Barely 20 pages in, we get a glimpse of how this book is going to break our hearts … The father and boy are never named. In the hands of most other novelists, this would have the effect of reducing them to metaphors, but McCarthy is so accomplished that the reader senses the mysterious and intuitive changes between father and son that can't be articulated, let alone dramatized. One of the few tokens of hope The Road offers is that although the catastrophe that scorched the earth also burned away people's names, identity is fireproof.
McCarthy takes such B-movie plot devices as an apocalyptic future, cannibalism, and scenes that could have been cut straight from 'Night of the Living Dead' or 'The Texas Chainsaw Massacre' to craft an existential moral debate about what it means to be alive in a dead world … The love between the father and the son is one of the most profound relationships McCarthy has ever written, and the strength of it helps raise the novel – despite considerable gore – above nihilistic horror … The book's other redeeming feature is the moral debate that McCarthy carries on throughout the novel about whether there is room for goodness in extremis.
The Road is a postatomic apocalypse novel as we've never seen one before, a black book of wondrous paragraphs that reads as though Samuel Beckett had dared himself to outdo Harlan Ellison … Why read this? Why subsume your own optimism in the obsidian bleakness of this great stylist's vision of nearly utter despair?...Because in its lapidary transcription of the deepest despair short of total annihilation we may ever know, this book announces the triumph of language over nothingness.
The Road is a metaphor for what every parent goes through to some degree, fretting over whether children really live for themselves, or merely as extensions of their parents' egos. McCarthy hits that note a little hard—and he completely oversells the notion of sacrifice in his flashback to the mother's florid final speech—but mostly, The Road is tonally spot-on, moving from one terse passage to the next, and continually horrifying readers just when the story seems to be heading to a more hopeful place.
Violence, in McCarthy's postapocalyptic tour de force, has been visited worldwide in the form of a ‘long shear of light and then a series of low concussions’ that leaves cities and forests burned, birds and fish dead and the earth shrouded in gray clouds of ash … McCarthy establishes himself here as the closest thing in American literature to an Old Testament prophet, trolling the blackest registers of human emotion to create a haunting and grim novel about civilization's slow death after the power goes out.

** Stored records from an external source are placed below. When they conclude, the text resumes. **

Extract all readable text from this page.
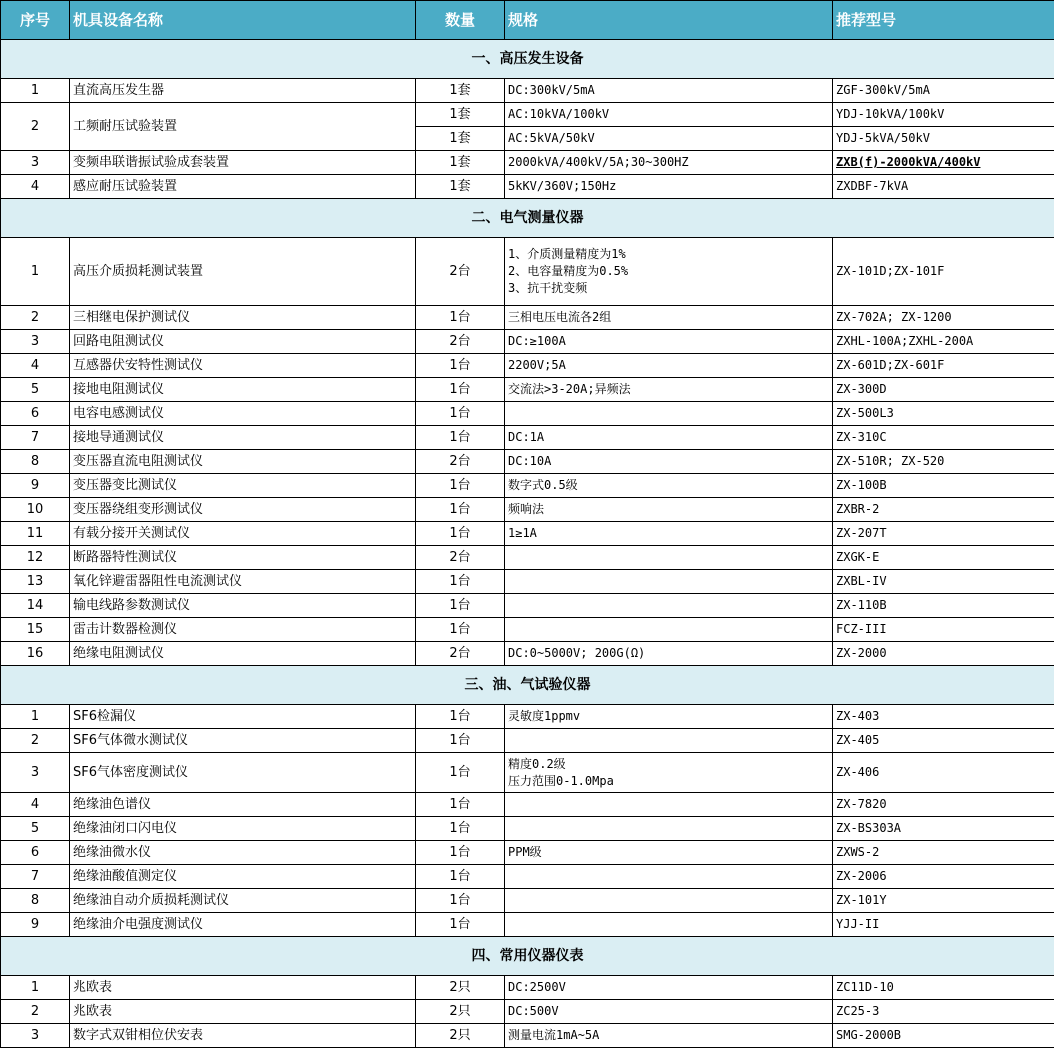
序号	机具设备名称	数量	规格	推荐型号
一、高压发生设备				
1	直流高压发生器	1套	DC:300kV/5mA	ZGF-300kV/5mA
2	工频耐压试验装置	1套	AC:10kVA/100kV	YDJ-10kVA/100kV
		1套	AC:5kVA/50kV	YDJ-5kVA/50kV
3	变频串联谐振试验成套装置	1套	2000kVA/400kV/5A;30~300HZ	ZXB(f)-2000kVA/400kV
4	感应耐压试验装置	1套	5kKV/360V;150Hz	ZXDBF-7kVA
二、电气测量仪器				
1	高压介质损耗测试装置	2台	1、介质测量精度为1%
2、电容量精度为0.5%
3、抗干扰变频	ZX-101D;ZX-101F
2	三相继电保护测试仪	1台	三相电压电流各2组	ZX-702A; ZX-1200
3	回路电阻测试仪	2台	DC:≥100A	ZXHL-100A;ZXHL-200A
4	互感器伏安特性测试仪	1台	2200V;5A	ZX-601D;ZX-601F
5	接地电阻测试仪	1台	交流法>3-20A;异频法	ZX-300D
6	电容电感测试仪	1台		ZX-500L3
7	接地导通测试仪	1台	DC:1A	ZX-310C
8	变压器直流电阻测试仪	2台	DC:10A	ZX-510R; ZX-520
9	变压器变比测试仪	1台	数字式0.5级	ZX-100B
10	变压器绕组变形测试仪	1台	频响法	ZXBR-2
11	有载分接开关测试仪	1台	1≥1A	ZX-207T
12	断路器特性测试仪	2台		ZXGK-E
13	氧化锌避雷器阻性电流测试仪	1台		ZXBL-IV
14	输电线路参数测试仪	1台		ZX-110B
15	雷击计数器检测仪	1台		FCZ-III
16	绝缘电阻测试仪	2台	DC:0~5000V; 200G(Ω)	ZX-2000
三、油、气试验仪器				
1	SF6检漏仪	1台	灵敏度1ppmv	ZX-403
2	SF6气体微水测试仪	1台		ZX-405
3	SF6气体密度测试仪	1台	精度0.2级
压力范围0-1.0Mpa	ZX-406
4	绝缘油色谱仪	1台		ZX-7820
5	绝缘油闭口闪电仪	1台		ZX-BS303A
6	绝缘油微水仪	1台	PPM级	ZXWS-2
7	绝缘油酸值测定仪	1台		ZX-2006
8	绝缘油自动介质损耗测试仪	1台		ZX-101Y
9	绝缘油介电强度测试仪	1台		YJJ-II
四、常用仪器仪表				
1	兆欧表	2只	DC:2500V	ZC11D-10
2	兆欧表	2只	DC:500V	ZC25-3
3	数字式双钳相位伏安表	2只	测量电流1mA~5A	SMG-2000B
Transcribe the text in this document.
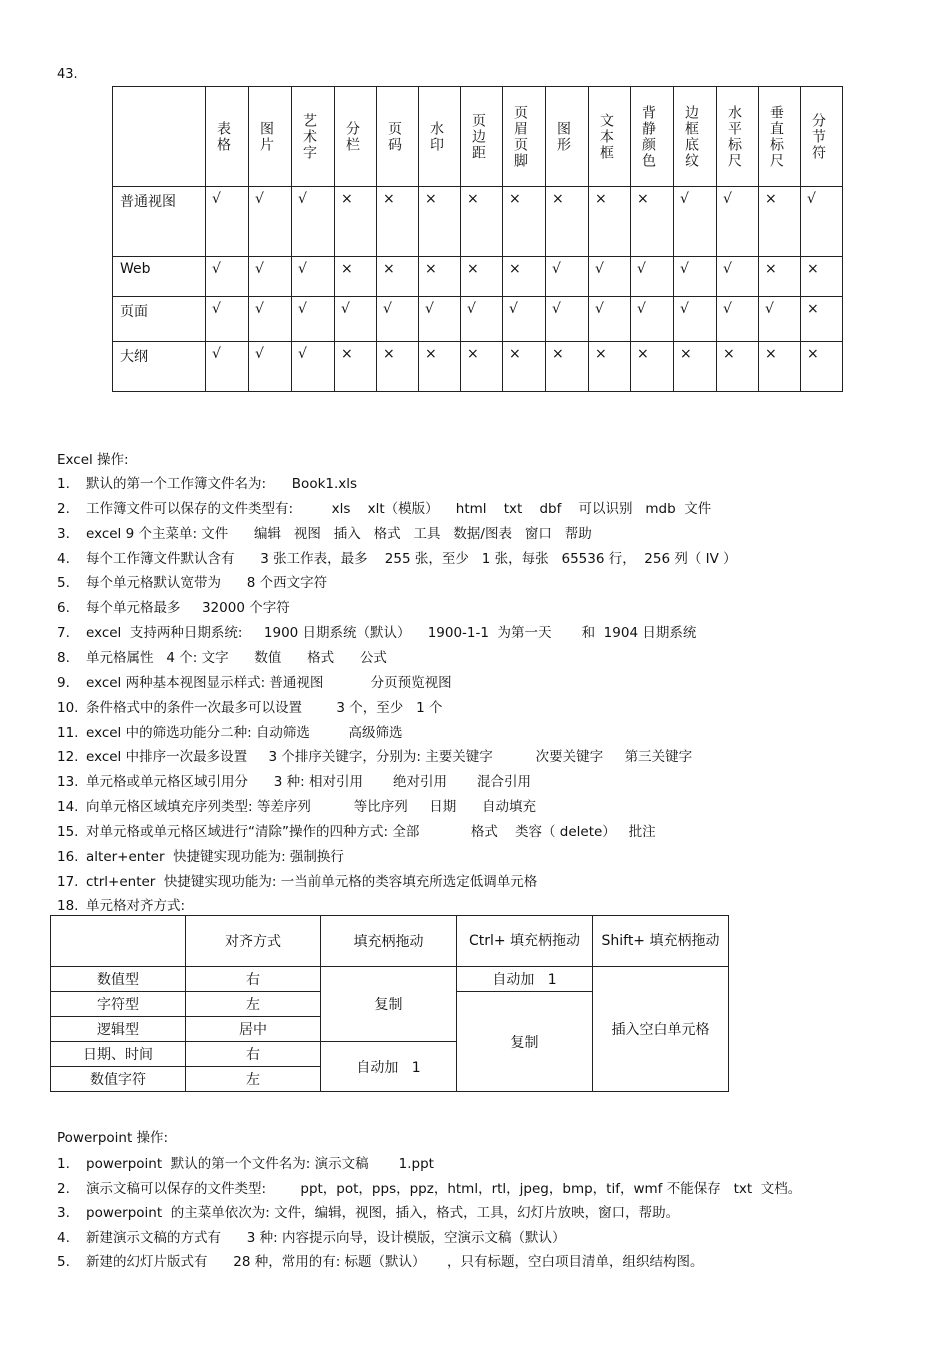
43.

	表格	图片	艺术字	分栏	页码	水印	页边距	页眉页脚	图形	文本框	背静颜色	边框底纹	水平标尺	垂直标尺	分节符

普通视图	√	√	√	×	×	×	×	×	×	×	×	√	√	×	√
Web	√	√	√	×	×	×	×	×	√	√	√	√	√	×	×
页面	√	√	√	√	√	√	√	√	√	√	√	√	√	√	×
大纲	√	√	√	×	×	×	×	×	×	×	×	×	×	×	×
Excel 操作:
1. 默认的第一个工作簿文件名为:      Book1.xls
2. 工作簿文件可以保存的文件类型有:         xls    xlt（模版）    html    txt    dbf    可以识别   mdb  文件
3. excel 9 个主菜单: 文件      编辑   视图   插入   格式   工具   数据/图表   窗口   帮助
4. 每个工作簿文件默认含有      3 张工作表，最多    255 张，至少   1 张，每张   65536 行，  256 列（ IV ）
5. 每个单元格默认宽带为      8 个西文字符
6. 每个单元格最多     32000 个字符
7. excel  支持两种日期系统:     1900 日期系统（默认）    1900-1-1  为第一天       和  1904 日期系统
8. 单元格属性   4 个: 文字      数值      格式      公式
9. excel 两种基本视图显示样式: 普通视图           分页预览视图
10. 条件格式中的条件一次最多可以设置        3 个，至少   1 个
11. excel 中的筛选功能分二种: 自动筛选         高级筛选
12. excel 中排序一次最多设置     3 个排序关键字，分别为: 主要关键字          次要关键字     第三关键字
13. 单元格或单元格区域引用分      3 种: 相对引用       绝对引用       混合引用
14. 向单元格区域填充序列类型: 等差序列          等比序列     日期      自动填充
15. 对单元格或单元格区域进行“清除”操作的四种方式: 全部            格式    类容（ delete）   批注
16. alter+enter  快捷键实现功能为: 强制换行
17. ctrl+enter  快捷键实现功能为: 一当前单元格的类容填充所选定低调单元格
18. 单元格对齐方式:
	对齐方式	填充柄拖动	Ctrl+ 填充柄拖动	Shift+ 填充柄拖动
数值型	右	复制	自动加   1	插入空白单元格
字符型	左		复制	
逻辑型	居中			
日期、时间	右	自动加   1		
数值字符	左			
Powerpoint 操作:
1. powerpoint  默认的第一个文件名为: 演示文稿       1.ppt
2. 演示文稿可以保存的文件类型:        ppt，pot，pps，ppz，html，rtl，jpeg，bmp，tif，wmf 不能保存   txt  文档。
3. powerpoint  的主菜单依次为: 文件，编辑，视图，插入，格式，工具，幻灯片放映，窗口，帮助。
4. 新建演示文稿的方式有      3 种: 内容提示向导，设计模版，空演示文稿（默认）
5. 新建的幻灯片版式有      28 种，常用的有: 标题（默认）     ，只有标题，空白项目清单，组织结构图。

McCarthy pushes his thematic obsessions to their extremes in a parable that reads like 'Night of the Living Dead' as rewritten by Samuel Beckett … The relationship between father and son has a sweetness that represents all that’s good in a universe where conventional notions of good and evil have been extinguished. Amid the bleakness of survival—through which those who wish they’d never been born struggle to persevere—there are glimmers of comedy in an encounter with an old man who plays the philosophical role of the Shakespearean fool.